Kim Ga-Eul

Personal information
- Nationality: South Korea
- Born: 17 January 1997 (age 29) Pohang, South Korea
- Height: 1.60 m (5 ft 3 in)
- Weight: 52 kg (115 lb)

Sport
- Sport: Swimming
- Strokes: Freestyle
- Club: Gyeongbuk Middle School

= Kim Ga-eul =

South Korean swimmer (born 1997)

Kim Ga-Eul (born January 17, 1997, in Pohang) is a South Korean swimmer, who specialized in long-distance freestyle events. She is a finalist in the 800 m freestyle at the 2010 Asian Games in Guangzhou.
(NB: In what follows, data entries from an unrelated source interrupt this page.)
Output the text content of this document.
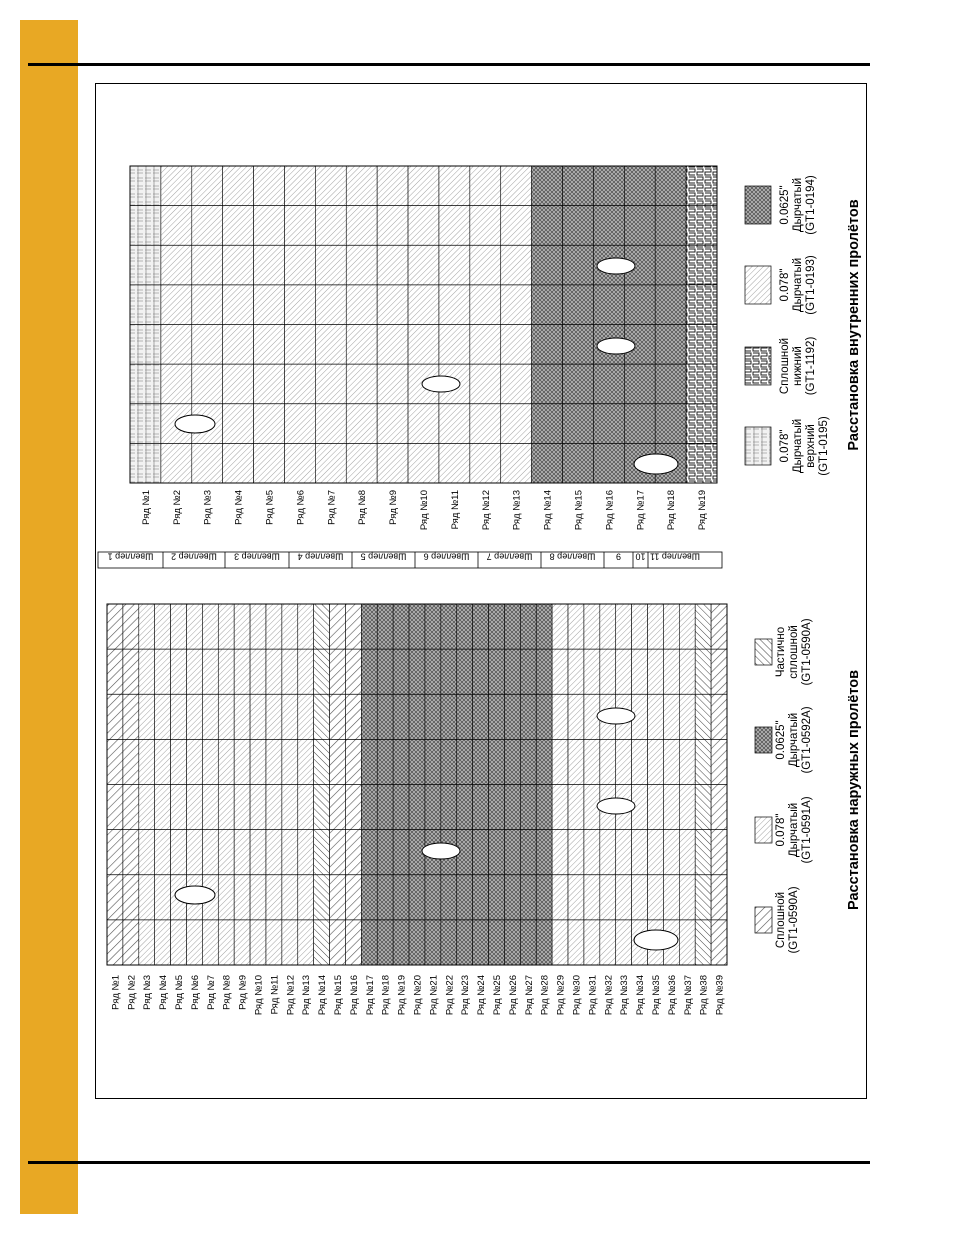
Ряд №1 Ряд №2 Ряд №3 Ряд №4 Ряд №5 Ряд №6 Ряд №7 Ряд №8 Ряд №9 Ряд №10 Ряд №11 Ряд №12 Ряд №13 Ряд №14 Ряд №15 Ряд №16 Ряд №17 Ряд №18 Ряд №19 Ряд №20 Ряд №21 Ряд №22 Ряд №23 Ряд №24 Ряд №25 Ряд №26 Ряд №27 Ряд №28 Ряд №29 Ряд №30 Ряд №31 Ряд №32 Ряд №33 Ряд №34 Ряд №35 Ряд №36 Ряд №37 Ряд №38 Ряд №39
Швеллер 1 Швеллер 2 Швеллер 3 Швеллер 4 Швеллер 5 Швеллер 6 Швеллер 7 Швеллер 8 9 10 Швеллер 11
Ряд №1 Ряд №2 Ряд №3 Ряд №4 Ряд №5 Ряд №6 Ряд №7 Ряд №8 Ряд №9 Ряд №10 Ряд №11 Ряд №12 Ряд №13 Ряд №14 Ряд №15 Ряд №16 Ряд №17 Ряд №18 Ряд №19
Сплошной (GT1-0590A)
0.078" Дырчатый (GT1-0591A)
0.0625" Дырчатый (GT1-0592A)
Частично сплошной (GT1-0590A)
0.078" Дырчатый верхний (GT1-0195)
Сплошной нижний (GT1-1192)
0.078" Дырчатый (GT1-0193)
0.0625" Дырчатый (GT1-0194)
Расстановка наружных пролётов
Расстановка внутренних пролётов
Kim qualified for the women's 400 m freestyle, as South Korea's youngest swimmer (aged 15), at the 2012 Summer Olympics in London, by eclipsing a FINA B-standard entry time of 4:15.01 from the Dong-A Swimming Tournament in Ulsan. She challenged seven other swimmers on the second heat, including three-time Olympian Kristel Köbrich of Chile. Kim finished the race in last place by nearly 25 seconds behind Singapore's Lynette Lim, posting the second-slowest time of 4:43.46. Kim failed to advance to the final, as she placed thirty-fourth overall in the preliminary heats.